I had that exactly experience with a start up and it was awesome! They also were very generous in the the time given to solve it (2w).

pmiller2|5 years ago

Ten people? 10?! I guess if it's really 5 slots with 2 interviewers (though that has its own set of disadvantages, on both sides), I guess. But, that just sounds like a distressingly long day.

triztian|5 years ago

It was, 5 meetings including lunch. Each meeting had at least 2 interviewers and I had lunch with my prospective manager and another senior peer.

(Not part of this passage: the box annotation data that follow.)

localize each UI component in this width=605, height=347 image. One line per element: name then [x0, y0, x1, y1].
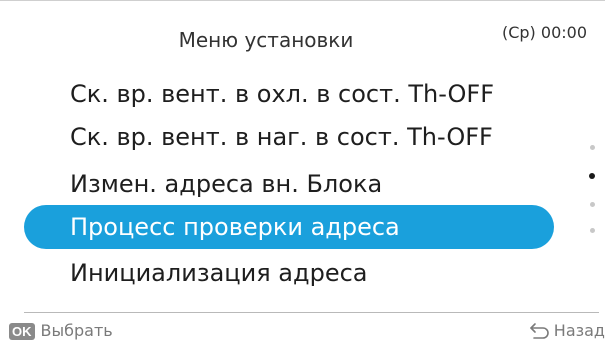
menu-item-label: Ск. вр. вент. в охл. в сост. Th-OFF: [70, 80, 495, 108]
setup-menu-screen: Меню установки (Ср) 00:00 Ск. вр. вент. …: [0, 0, 605, 347]
menu-item-fan-speed-cooling-thoff[interactable]: Ск. вр. вент. в охл. в сост. Th-OFF: [24, 72, 554, 116]
page-dot: [590, 228, 595, 233]
menu-item-address-check-process[interactable]: Процесс проверки адреса: [24, 205, 554, 249]
back-button[interactable]: Назад: [528, 321, 605, 341]
page-dot-active: [589, 173, 595, 179]
setup-menu-list: Ск. вр. вент. в охл. в сост. Th-OFF Ск. …: [0, 1, 605, 311]
select-label: Выбрать: [40, 321, 113, 340]
page-dot: [590, 202, 595, 207]
select-button[interactable]: OK Выбрать: [9, 321, 113, 341]
menu-item-label: Измен. адреса вн. Блока: [70, 170, 383, 198]
menu-item-fan-speed-heating-thoff[interactable]: Ск. вр. вент. в наг. в сост. Th-OFF: [24, 115, 554, 159]
page-dot: [590, 145, 595, 150]
menu-item-change-indoor-address[interactable]: Измен. адреса вн. Блока: [24, 162, 554, 206]
return-arrow-icon: [529, 323, 549, 339]
menu-item-label: Инициализация адреса: [70, 259, 368, 287]
footer-divider: [24, 312, 599, 313]
menu-item-label: Процесс проверки адреса: [70, 213, 400, 241]
back-label: Назад: [553, 321, 605, 340]
ok-badge: OK: [9, 322, 35, 340]
menu-item-label: Ск. вр. вент. в наг. в сост. Th-OFF: [70, 123, 493, 151]
menu-item-address-initialization[interactable]: Инициализация адреса: [24, 251, 554, 295]
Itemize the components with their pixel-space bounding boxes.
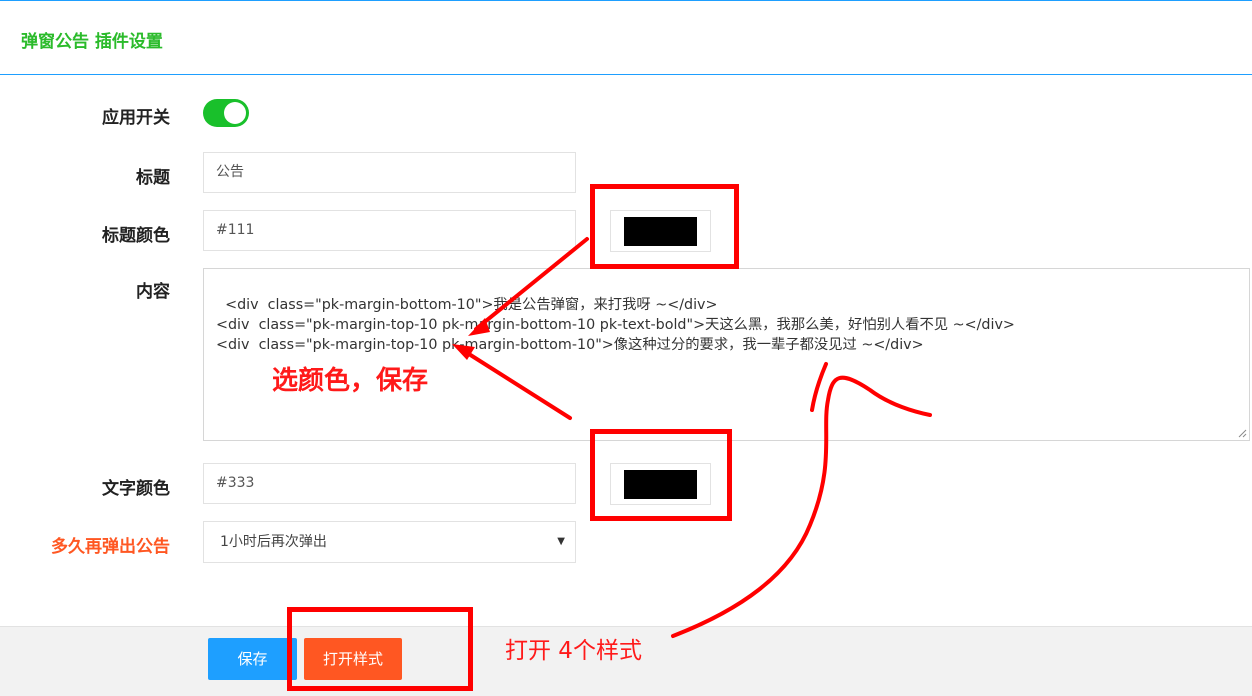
- arrow-line-lower: [459, 347, 572, 420]
- annotation-arrows: [452, 237, 932, 638]
- arrow-curve: [671, 375, 932, 638]
- arrow-curve-tip: [810, 362, 828, 412]
- arrow-line-upper: [474, 237, 589, 331]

  1. 2 pms - collab and project management questions.
  2. Trivia Q&A with 2 devs and tech projects
  3. Lunch with Dir. Eng, and senior dev.
  4. Whiteboard leetcode with A researcher and a junior dev.
  5. Systems design with Dir. Eng and a senior devops
  6. Chat sessionr for questions with VP of Eng.
Needles to say I was burn out on the systems interview after having been in interviewing mode all day and the interviewers were definitely mentally drained, nitpicking on a lot of low leve elements on a systems design task.